By integrating directly into these platforms, Silverfort creates a centralized governance layer for human identities, service accounts, third-party agents, and enterprise AI systems alike. Organizations can manage agent-to-agent and agent-to-tool interactions through a unified control plane instead of relying on fragmented, platform-specific security policies.
Why securing AI agents must happen during runtime
Identity security was originally built around static authentication events such as user logins or API key validation. AI agents change this model because their behavior evolves during execution. An AI agent may begin with an approved task, but then try to access more systems, escalate its own privileges, or interact with sensitive data in unexpected ways.

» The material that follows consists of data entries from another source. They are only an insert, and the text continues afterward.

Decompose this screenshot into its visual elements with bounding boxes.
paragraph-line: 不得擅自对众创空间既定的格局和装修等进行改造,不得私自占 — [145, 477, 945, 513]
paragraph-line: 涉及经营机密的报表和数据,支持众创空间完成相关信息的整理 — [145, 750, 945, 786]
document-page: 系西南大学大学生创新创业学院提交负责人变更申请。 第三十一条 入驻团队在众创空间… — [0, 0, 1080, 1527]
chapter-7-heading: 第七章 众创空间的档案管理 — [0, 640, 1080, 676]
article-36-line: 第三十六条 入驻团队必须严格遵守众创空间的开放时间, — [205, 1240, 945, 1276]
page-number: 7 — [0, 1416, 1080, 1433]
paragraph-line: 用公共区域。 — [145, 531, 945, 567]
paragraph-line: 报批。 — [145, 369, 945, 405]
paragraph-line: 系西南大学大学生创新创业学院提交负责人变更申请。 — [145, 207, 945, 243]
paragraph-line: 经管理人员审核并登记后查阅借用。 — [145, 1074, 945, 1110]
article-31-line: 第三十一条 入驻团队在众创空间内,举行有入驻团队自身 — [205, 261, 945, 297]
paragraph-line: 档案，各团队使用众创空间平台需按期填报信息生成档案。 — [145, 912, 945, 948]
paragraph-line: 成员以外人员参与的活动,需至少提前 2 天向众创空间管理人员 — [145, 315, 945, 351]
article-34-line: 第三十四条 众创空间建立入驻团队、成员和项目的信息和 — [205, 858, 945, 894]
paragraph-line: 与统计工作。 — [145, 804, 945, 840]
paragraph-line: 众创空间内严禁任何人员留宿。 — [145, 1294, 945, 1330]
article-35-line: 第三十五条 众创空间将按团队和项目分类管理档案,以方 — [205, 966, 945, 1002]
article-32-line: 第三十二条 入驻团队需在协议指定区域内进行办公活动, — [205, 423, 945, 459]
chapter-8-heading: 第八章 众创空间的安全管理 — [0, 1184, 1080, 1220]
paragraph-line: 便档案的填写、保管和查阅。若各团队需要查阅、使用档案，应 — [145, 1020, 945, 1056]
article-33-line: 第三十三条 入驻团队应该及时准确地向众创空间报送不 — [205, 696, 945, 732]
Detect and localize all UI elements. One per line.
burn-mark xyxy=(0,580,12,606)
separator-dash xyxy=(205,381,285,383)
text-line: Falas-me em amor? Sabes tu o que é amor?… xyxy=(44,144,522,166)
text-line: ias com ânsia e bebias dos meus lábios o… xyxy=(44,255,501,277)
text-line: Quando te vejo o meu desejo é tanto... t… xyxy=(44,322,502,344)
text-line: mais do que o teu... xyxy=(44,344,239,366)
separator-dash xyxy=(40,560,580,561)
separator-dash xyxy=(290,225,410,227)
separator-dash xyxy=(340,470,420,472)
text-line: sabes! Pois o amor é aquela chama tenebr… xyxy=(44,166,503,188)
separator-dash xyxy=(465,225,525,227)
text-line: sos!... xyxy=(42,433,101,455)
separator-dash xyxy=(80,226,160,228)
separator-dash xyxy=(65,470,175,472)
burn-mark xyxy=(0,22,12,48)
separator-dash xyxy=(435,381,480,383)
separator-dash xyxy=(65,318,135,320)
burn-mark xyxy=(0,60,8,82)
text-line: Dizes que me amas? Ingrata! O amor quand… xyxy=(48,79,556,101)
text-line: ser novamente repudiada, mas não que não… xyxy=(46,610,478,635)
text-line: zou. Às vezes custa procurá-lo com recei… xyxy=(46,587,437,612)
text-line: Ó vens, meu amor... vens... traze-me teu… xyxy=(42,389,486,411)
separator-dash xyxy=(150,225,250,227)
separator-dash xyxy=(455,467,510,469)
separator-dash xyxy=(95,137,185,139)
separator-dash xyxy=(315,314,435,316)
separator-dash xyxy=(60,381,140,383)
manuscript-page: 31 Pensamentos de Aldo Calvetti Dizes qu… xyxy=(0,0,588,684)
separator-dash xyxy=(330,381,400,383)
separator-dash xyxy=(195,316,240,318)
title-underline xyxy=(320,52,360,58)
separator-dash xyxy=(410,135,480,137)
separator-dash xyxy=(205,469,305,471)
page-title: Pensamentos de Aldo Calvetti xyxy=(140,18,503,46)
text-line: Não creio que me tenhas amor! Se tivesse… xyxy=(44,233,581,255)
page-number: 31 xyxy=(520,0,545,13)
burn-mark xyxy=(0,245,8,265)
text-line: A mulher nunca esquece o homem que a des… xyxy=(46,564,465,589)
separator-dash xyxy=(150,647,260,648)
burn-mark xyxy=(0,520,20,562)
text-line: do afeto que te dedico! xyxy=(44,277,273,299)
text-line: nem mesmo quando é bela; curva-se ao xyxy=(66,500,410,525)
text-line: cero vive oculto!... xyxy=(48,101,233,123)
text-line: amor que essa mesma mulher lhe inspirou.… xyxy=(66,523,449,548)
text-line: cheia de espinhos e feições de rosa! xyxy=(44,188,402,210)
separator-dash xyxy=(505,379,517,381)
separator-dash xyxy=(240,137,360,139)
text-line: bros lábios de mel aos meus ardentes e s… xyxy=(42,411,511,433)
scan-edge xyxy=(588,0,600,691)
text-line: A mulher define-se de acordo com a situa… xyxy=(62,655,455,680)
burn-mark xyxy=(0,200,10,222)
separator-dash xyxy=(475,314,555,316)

Because of this unpredictability, Silverfort emphasizes runtime enforcement of AI agents instead of relying solely on preconfigured permissions or after-the-fact monitoring. In Copilot Studio, Silverfort evaluates every access request just as a Copilot agent begins to act, blocking unauthorized actions before execution.
This runtime model matters because AI agents operate quickly and autonomously. Static permissions can become overprivileged; retrospective logging may spot abuse only after the damage has been done. Runtime enforcement evaluates the context of an action continuously, including the identity behind the agent, the requested action, associated risk signals, and the current policy state.
Runtime protections can thwart unauthorized privilege elevation, stop unusual access attempts, adapt policies based on context, and generate full audit trails tied back to enterprise identity governance frameworks.
These development integrations matter because AI security cannot be bolted onto existing infrastructure. It must operate inline with every agent interaction, always validating whether requested actions are legitimate, expected, and authorized.
How AI agents are first-class enterprise identities
The rise of agentic AI forces organizations to rethink what constitutes an enterprise identity. AI agents are not passive automation tools. They reason, chain decisions together, interact with enterprise resources, and sometimes act independently of direct human supervision.
Silverfort's integrations with Google Agent Gateway and Microsoft Copilot Studio reflect a consensus that AI agents must be treated as first-class identities, much like employees, contractors, or privileged service accounts.
AI agents require the same core security principles applied to human users: least-privilege access, contextual authorization, continuous monitoring, and auditable accountability. Silverfort's platform connects every agent back to human "owners" while evaluating runtime activity against enterprise identity policies.
Because modern enterprises rarely operate just one AI instance or model, and deploy internal agents, third-party AI systems, and custom-built tools simultaneously, identity security must span many different AI ecosystems.
Silverfort's integrations with Google Cloud and Microsoft show how identity security is evolving into the enforcement layer for agentic AI. Rather than trusting agents implicitly once they authenticate, organizations must continuously validate what the agent is, what it is trying to do, whether it should be allowed to do it, and how that action aligns with organizational policy and risk posture.